Les recherches récentes ont permis de mieux comprendre les effets cliniques des venins et d’évaluer l’efficacité des antidotes pour neutraliser les agents toxiques. Le projet “Venenos y antivenenos 30-30-45”, dirigé par Alejandro Alagón, vise à diffuser ces connaissances parmi les professionnels de santé, y compris médecins, paramédics et membres des services d’urgence.

Découvertes marquantes sur les venins

Une des découvertes les plus significatives est l’identification d’un composant neurotoxique dans plusieurs espèces de vipères mexicaines. Cela n’avait été observé auparavant que dans des espèces présentes aux États-Unis, en Argentine et au Brésil.
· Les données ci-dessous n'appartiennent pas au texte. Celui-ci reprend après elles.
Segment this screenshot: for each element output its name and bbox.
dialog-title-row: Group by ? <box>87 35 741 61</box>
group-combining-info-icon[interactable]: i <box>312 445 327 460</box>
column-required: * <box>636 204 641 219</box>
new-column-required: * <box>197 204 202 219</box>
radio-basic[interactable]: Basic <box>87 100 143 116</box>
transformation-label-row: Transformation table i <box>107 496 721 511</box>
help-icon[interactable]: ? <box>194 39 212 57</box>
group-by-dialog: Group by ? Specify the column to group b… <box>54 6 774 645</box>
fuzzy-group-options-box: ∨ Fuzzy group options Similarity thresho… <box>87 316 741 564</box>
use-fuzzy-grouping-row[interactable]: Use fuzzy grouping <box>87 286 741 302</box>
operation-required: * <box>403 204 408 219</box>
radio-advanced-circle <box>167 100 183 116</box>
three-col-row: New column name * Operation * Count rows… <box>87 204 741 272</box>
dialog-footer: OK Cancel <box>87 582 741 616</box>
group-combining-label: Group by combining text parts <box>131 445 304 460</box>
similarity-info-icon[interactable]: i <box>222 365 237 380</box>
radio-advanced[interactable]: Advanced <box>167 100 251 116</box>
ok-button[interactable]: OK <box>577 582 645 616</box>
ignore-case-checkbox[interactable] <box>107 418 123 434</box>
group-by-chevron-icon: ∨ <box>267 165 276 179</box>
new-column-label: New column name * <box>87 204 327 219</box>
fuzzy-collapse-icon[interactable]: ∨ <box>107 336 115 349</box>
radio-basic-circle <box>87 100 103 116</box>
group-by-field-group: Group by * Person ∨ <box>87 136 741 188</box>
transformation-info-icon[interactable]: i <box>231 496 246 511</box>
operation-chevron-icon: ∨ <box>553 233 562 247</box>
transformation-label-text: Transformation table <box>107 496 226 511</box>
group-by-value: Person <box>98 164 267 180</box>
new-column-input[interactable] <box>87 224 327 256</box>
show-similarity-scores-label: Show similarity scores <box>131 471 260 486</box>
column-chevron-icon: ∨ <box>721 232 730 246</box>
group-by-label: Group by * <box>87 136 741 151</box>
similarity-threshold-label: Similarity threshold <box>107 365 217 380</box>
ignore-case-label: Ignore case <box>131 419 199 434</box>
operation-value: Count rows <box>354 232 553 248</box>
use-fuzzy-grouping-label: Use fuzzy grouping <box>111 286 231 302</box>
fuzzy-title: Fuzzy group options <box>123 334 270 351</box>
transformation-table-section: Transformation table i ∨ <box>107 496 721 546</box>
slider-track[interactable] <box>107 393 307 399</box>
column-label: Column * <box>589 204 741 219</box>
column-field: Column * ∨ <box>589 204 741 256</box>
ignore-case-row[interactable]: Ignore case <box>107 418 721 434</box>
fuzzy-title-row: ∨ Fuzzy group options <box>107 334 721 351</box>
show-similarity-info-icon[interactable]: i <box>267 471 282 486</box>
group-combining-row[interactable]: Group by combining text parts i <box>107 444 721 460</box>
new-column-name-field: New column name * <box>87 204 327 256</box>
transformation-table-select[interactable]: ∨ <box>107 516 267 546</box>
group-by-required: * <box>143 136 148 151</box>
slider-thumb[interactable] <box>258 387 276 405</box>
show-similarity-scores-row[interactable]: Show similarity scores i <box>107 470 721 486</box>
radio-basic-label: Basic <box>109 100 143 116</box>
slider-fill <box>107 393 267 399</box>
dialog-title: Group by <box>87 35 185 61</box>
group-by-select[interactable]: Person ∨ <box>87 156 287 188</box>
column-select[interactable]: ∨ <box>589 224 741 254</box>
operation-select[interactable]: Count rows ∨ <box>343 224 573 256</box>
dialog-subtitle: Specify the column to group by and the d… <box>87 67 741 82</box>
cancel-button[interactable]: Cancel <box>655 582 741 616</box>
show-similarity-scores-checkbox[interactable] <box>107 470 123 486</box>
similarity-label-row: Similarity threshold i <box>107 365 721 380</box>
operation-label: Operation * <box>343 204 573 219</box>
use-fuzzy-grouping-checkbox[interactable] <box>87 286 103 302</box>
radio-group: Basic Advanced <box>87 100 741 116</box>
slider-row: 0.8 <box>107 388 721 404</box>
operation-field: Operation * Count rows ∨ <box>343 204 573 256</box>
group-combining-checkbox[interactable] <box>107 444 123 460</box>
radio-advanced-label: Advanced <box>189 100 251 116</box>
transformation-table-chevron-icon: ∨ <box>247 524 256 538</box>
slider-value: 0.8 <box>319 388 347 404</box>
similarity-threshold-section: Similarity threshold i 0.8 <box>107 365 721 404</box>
Actuellement, au moins 14 espèces ont été identifiées avec ce composant, ce qui modifie les approches médicales pour traiter les mordures.

Neri Castro a également souligné que certains venins de vipères entraînent non seulement des dommages locaux, mais peuvent également avoir des effets neurotoxiques. Cela rend crucial le développement d’antivenins adaptés, comme l’Antivipmyn et le nouvel Inoserp, approuvé par COFEPRIS, tous deux efficaces contre les 74 espèces de serpents du pays.

Risques liés aux morsures et piqûres

Concernant la Bothrops asper, connue sous le nom de nauyaca, son venin agit rapidement, compliquant le traitement même avec une administration rapide de l’antivenin, en particulier pour les patients souffrant de problèmes rénaux. Seulement 20 % des serpents venimeux au Mexique représentent un risque réel, les incidents survenant majoritairement lors d’activités de plein air, notamment lors de la manipulation de pierres.

Statistiques préoccupantes

Chaque année, le Mexique enregistre près de 4 000 envenimations, menant à environ 34 décès dus aux morsures de serpent. En matière de piqûres de scorpions, le pays est le leader mondial, avec environ 300 000 incidents par an, bien que seules certaines espèces posent un risque médical. Parmi les 42 espèces identifiées du genre Centruroides, 22 montrent une toxicité envers les mammifères.

Les morsures d’araignées, en particulier de genres comme la viuda negra (Latrodectus) et le violoniste (Loxosceles), tournent autour de 2 000 à 4 000 cas par an. Enfin, il est alarmant de constater que les piqûres d’abeilles entraînent entre 80 et 90 décès annuels, dépassant ainsi les cas liés aux scorpions et aux serpents.

Conclusion

Le progrès du Mexique dans le domaine des antivenins témoigne de la capacité du pays à s’affirmer comme une puissance mondiale dans ce domaine crucial de la santé publique. Grâce aux recherches et aux innovations, le pays améliore la prise en charge des envenimations et continue d’éduquer les professionnels de la santé pour répondre efficacement à ce problème de santé publique.